On Wed Mar 28 04:54:47 EDT 2007, [EMAIL PROTECTED] wrote:
> hello
> 
> i'm still trying to get this notebook work. (ibm z60t)
> 
> Any ideas why the 9pcf kernel provided with the install cdrom is able
> to boot the system while a local compiled version (with the sources
> from the cdrom and the configuration untouched) hangs after the memory
> line is printed (1015M memory: 256 kernel data, 758 user, 1383 swap) ?

/386/9pc* are not regenerated each time a change is made to
the kernel sources.  with the date of 9pc from the cd in hand
and sources, you should be able to work out what changed.

one possibility is that it's an interrupt coming when a device
is partially configured and the old kernel also had the bug,
but it was hidden.  sdata.c is somewhat notorious for this.

> i added to pci.c the id 8086/2641 of the intel southbridge ich6 mobile
>  (with the original kernels, the one that boots, and the one that
> doesn't boot, both, prints the line about not finding southbridge).
> And added too the sdata disk id to the dma switch as commented on a
> recent thread.
> 
> The modified kernel also does not boot and hangs in the same point.

i think you'll have better luck first isolating exactly the 
function/functions and line numbers where you're stuck.  are you
sure you're getting ata interrupts?

the standard kernel prints are a very inexact way of determining 
what has happeend and what hasn't.  sometimes the best
way is to do a binary search with print statements.
 
> i added debug codes in sdata.c but i've to much output to see
> anything, i saw the last command returns a timeout (i suppose was a
> probe command and is not an error).

unfortunately, i don't know of a usb console.

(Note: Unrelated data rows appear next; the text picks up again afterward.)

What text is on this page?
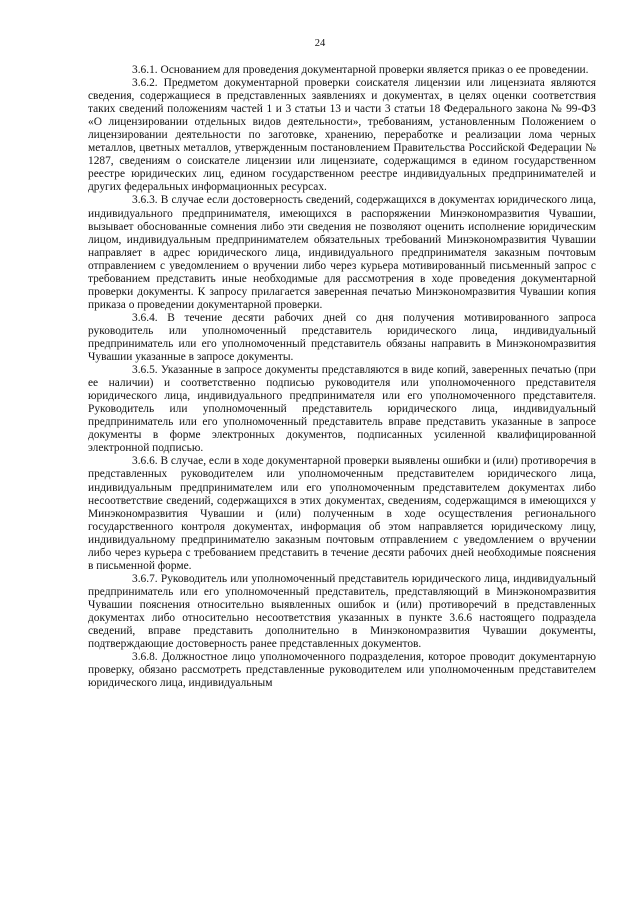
24

3.6.1. Основанием для проведения документарной проверки является приказ о ее проведении.

3.6.2. Предметом документарной проверки соискателя лицензии или лицензиата являются сведения, содержащиеся в представленных заявлениях и документах, в целях оценки соответствия таких сведений положениям частей 1 и 3 статьи 13 и части 3 статьи 18 Федерального закона № 99-ФЗ «О лицензировании отдельных видов деятельности», требованиям, установленным Положением о лицензировании деятельности по заготовке, хранению, переработке и реализации лома черных металлов, цветных металлов, утвержденным постановлением Правительства Российской Федерации № 1287, сведениям о соискателе лицензии или лицензиате, содержащимся в едином государственном реестре юридических лиц, едином государственном реестре индивидуальных предпринимателей и других федеральных информационных ресурсах.

3.6.3. В случае если достоверность сведений, содержащихся в документах юридического лица, индивидуального предпринимателя, имеющихся в распоряжении Минэкономразвития Чувашии, вызывает обоснованные сомнения либо эти сведения не позволяют оценить исполнение юридическим лицом, индивидуальным предпринимателем обязательных требований Минэкономразвития Чувашии направляет в адрес юридического лица, индивидуального предпринимателя заказным почтовым отправлением с уведомлением о вручении либо через курьера мотивированный письменный запрос с требованием представить иные необходимые для рассмотрения в ходе проведения документарной проверки документы. К запросу прилагается заверенная печатью Минэкономразвития Чувашии копия приказа о проведении документарной проверки.

3.6.4. В течение десяти рабочих дней со дня получения мотивированного запроса руководитель или уполномоченный представитель юридического лица, индивидуальный предприниматель или его уполномоченный представитель обязаны направить в Минэкономразвития Чувашии указанные в запросе документы.

3.6.5. Указанные в запросе документы представляются в виде копий, заверенных печатью (при ее наличии) и соответственно подписью руководителя или уполномоченного представителя юридического лица, индивидуального предпринимателя или его уполномоченного представителя. Руководитель или уполномоченный представитель юридического лица, индивидуальный предприниматель или его уполномоченный представитель вправе представить указанные в запросе документы в форме электронных документов, подписанных усиленной квалифицированной электронной подписью.

3.6.6. В случае, если в ходе документарной проверки выявлены ошибки и (или) противоречия в представленных руководителем или уполномоченным представителем юридического лица, индивидуальным предпринимателем или его уполномоченным представителем документах либо несоответствие сведений, содержащихся в этих документах, сведениям, содержащимся в имеющихся у Минэкономразвития Чувашии и (или) полученным в ходе осуществления регионального государственного контроля документах, информация об этом направляется юридическому лицу, индивидуальному предпринимателю заказным почтовым отправлением с уведомлением о вручении либо через курьера с требованием представить в течение десяти рабочих дней необходимые пояснения в письменной форме.

3.6.7. Руководитель или уполномоченный представитель юридического лица, индивидуальный предприниматель или его уполномоченный представитель, представляющий в Минэкономразвития Чувашии пояснения относительно выявленных ошибок и (или) противоречий в представленных документах либо относительно несоответствия указанных в пункте 3.6.6 настоящего подраздела сведений, вправе представить дополнительно в Минэкономразвития Чувашии документы, подтверждающие достоверность ранее представленных документов.

3.6.8. Должностное лицо уполномоченного подразделения, которое проводит документарную проверку, обязано рассмотреть представленные руководителем или уполномоченным представителем юридического лица, индивидуальным
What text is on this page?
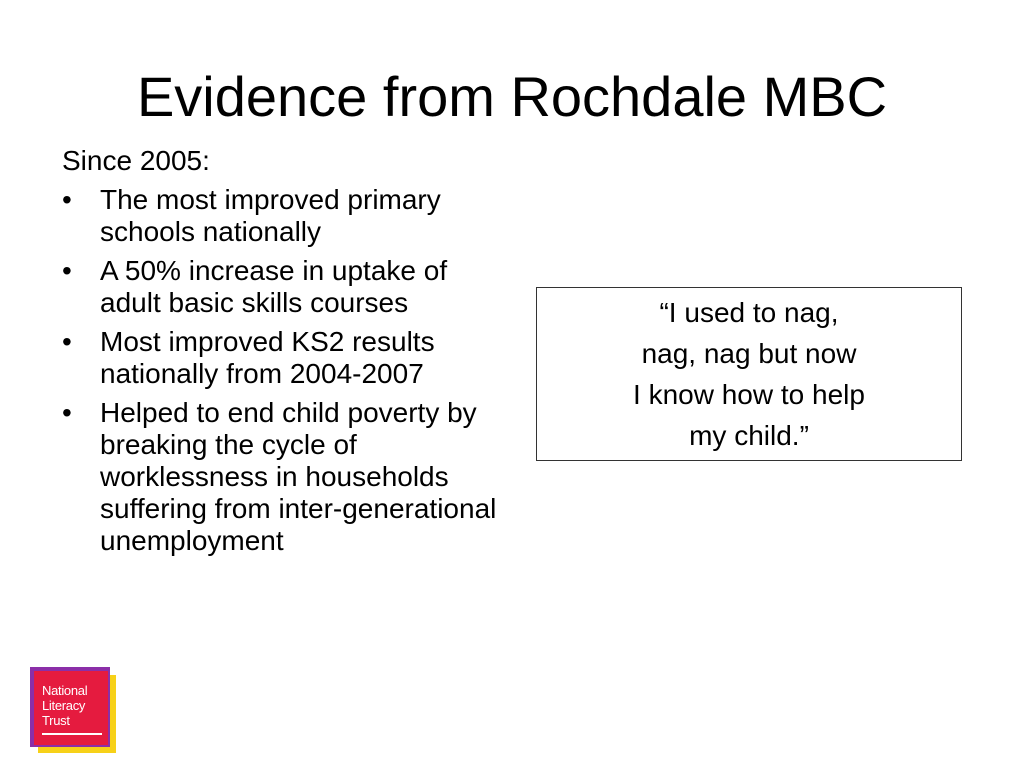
Evidence from Rochdale MBC

Since 2005:

• The most improved primary schools nationally
• A 50% increase in uptake of adult basic skills courses
• Most improved KS2 results nationally from 2004-2007
• Helped to end child poverty by breaking the cycle of worklessness in households suffering from inter-generational unemployment
“I used to nag,
nag, nag but now
I know how to help
my child.”
National
Literacy
Trust
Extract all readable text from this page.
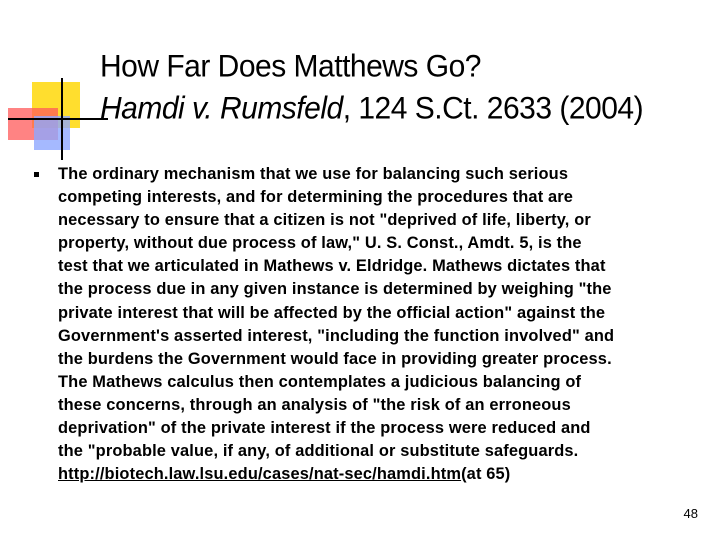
How Far Does Matthews Go?
Hamdi v. Rumsfeld, 124 S.Ct. 2633 (2004)
The ordinary mechanism that we use for balancing such serious
competing interests, and for determining the procedures that are
necessary to ensure that a citizen is not "deprived of life, liberty, or
property, without due process of law," U. S. Const., Amdt. 5, is the
test that we articulated in Mathews v. Eldridge. Mathews dictates that
the process due in any given instance is determined by weighing "the
private interest that will be affected by the official action" against the
Government's asserted interest, "including the function involved" and
the burdens the Government would face in providing greater process.
The Mathews calculus then contemplates a judicious balancing of
these concerns, through an analysis of "the risk of an erroneous
deprivation" of the private interest if the process were reduced and
the "probable value, if any, of additional or substitute safeguards.
http://biotech.law.lsu.edu/cases/nat-sec/hamdi.htm(at 65)
48
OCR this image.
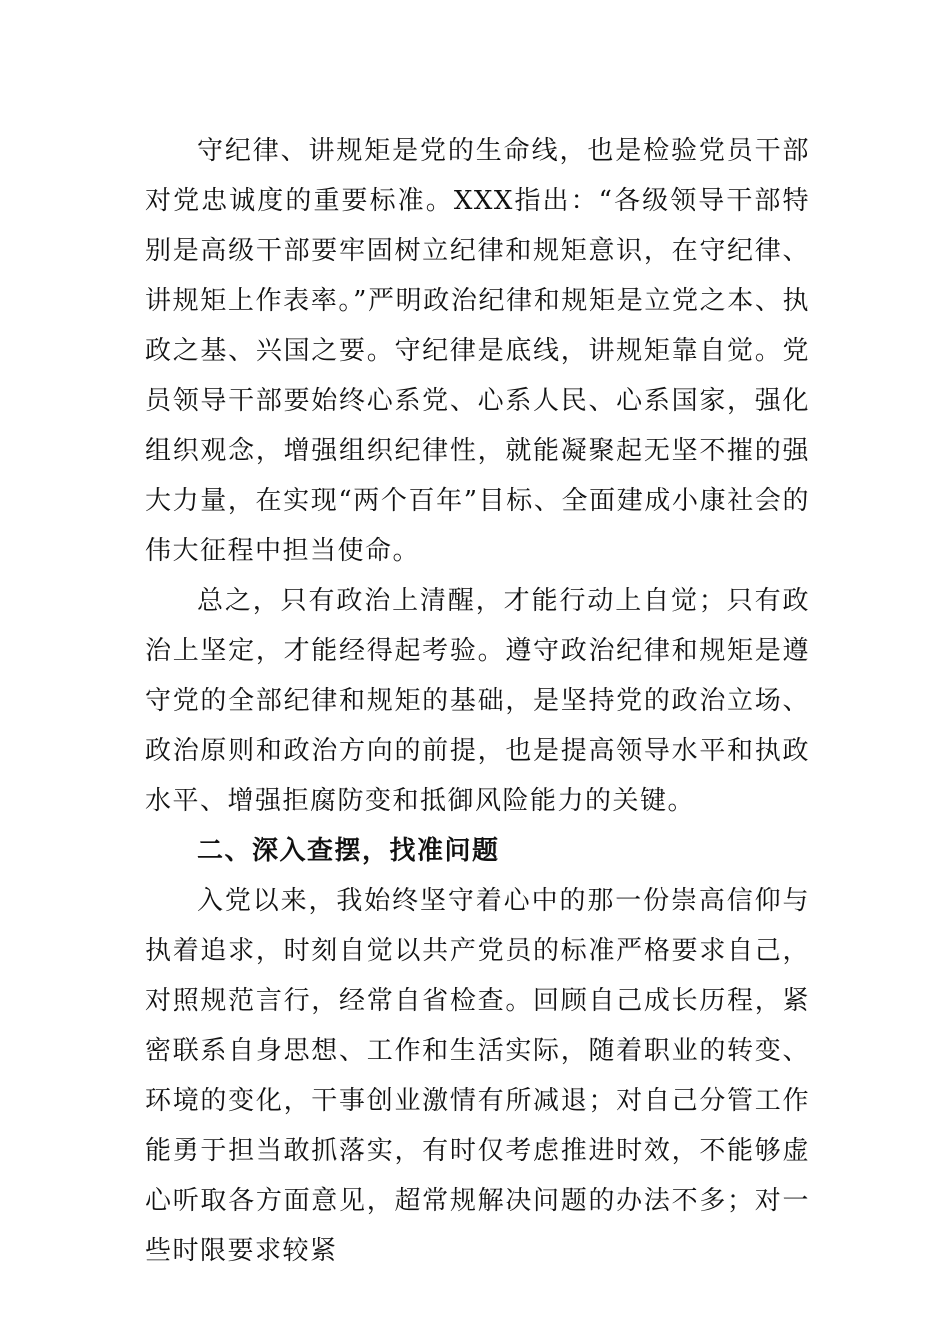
守纪律、讲规矩是党的生命线，也是检验党员干部对党忠诚度的重要标准。XXX指出：“各级领导干部特别是高级干部要牢固树立纪律和规矩意识，在守纪律、讲规矩上作表率。”严明政治纪律和规矩是立党之本、执政之基、兴国之要。守纪律是底线，讲规矩靠自觉。党员领导干部要始终心系党、心系人民、心系国家，强化组织观念，增强组织纪律性，就能凝聚起无坚不摧的强大力量，在实现“两个百年”目标、全面建成小康社会的伟大征程中担当使命。

总之，只有政治上清醒，才能行动上自觉；只有政治上坚定，才能经得起考验。遵守政治纪律和规矩是遵守党的全部纪律和规矩的基础，是坚持党的政治立场、政治原则和政治方向的前提，也是提高领导水平和执政水平、增强拒腐防变和抵御风险能力的关键。

二、深入查摆，找准问题

入党以来，我始终坚守着心中的那一份崇高信仰与执着追求，时刻自觉以共产党员的标准严格要求自己，对照规范言行，经常自省检查。回顾自己成长历程，紧密联系自身思想、工作和生活实际，随着职业的转变、环境的变化，干事创业激情有所减退；对自己分管工作能勇于担当敢抓落实，有时仅考虑推进时效，不能够虚心听取各方面意见，超常规解决问题的办法不多；对一些时限要求较紧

> this notebook has no serial and no network (broadcom 57x, rtl8139
> card), should i give up?

heck, no.  you're doing the right things and it seems like you are
making quite a bit of progress.  

since you can boot from the cd, you have a lot of options.  you
could try rebuilding from sources history on the day the kernel
on the cd was built and adding newer bits until it breaks.
(kernel work is so unglamorous.)  also, if you have a fileserver, 
you can try compiling a kernel without sd in the configuration.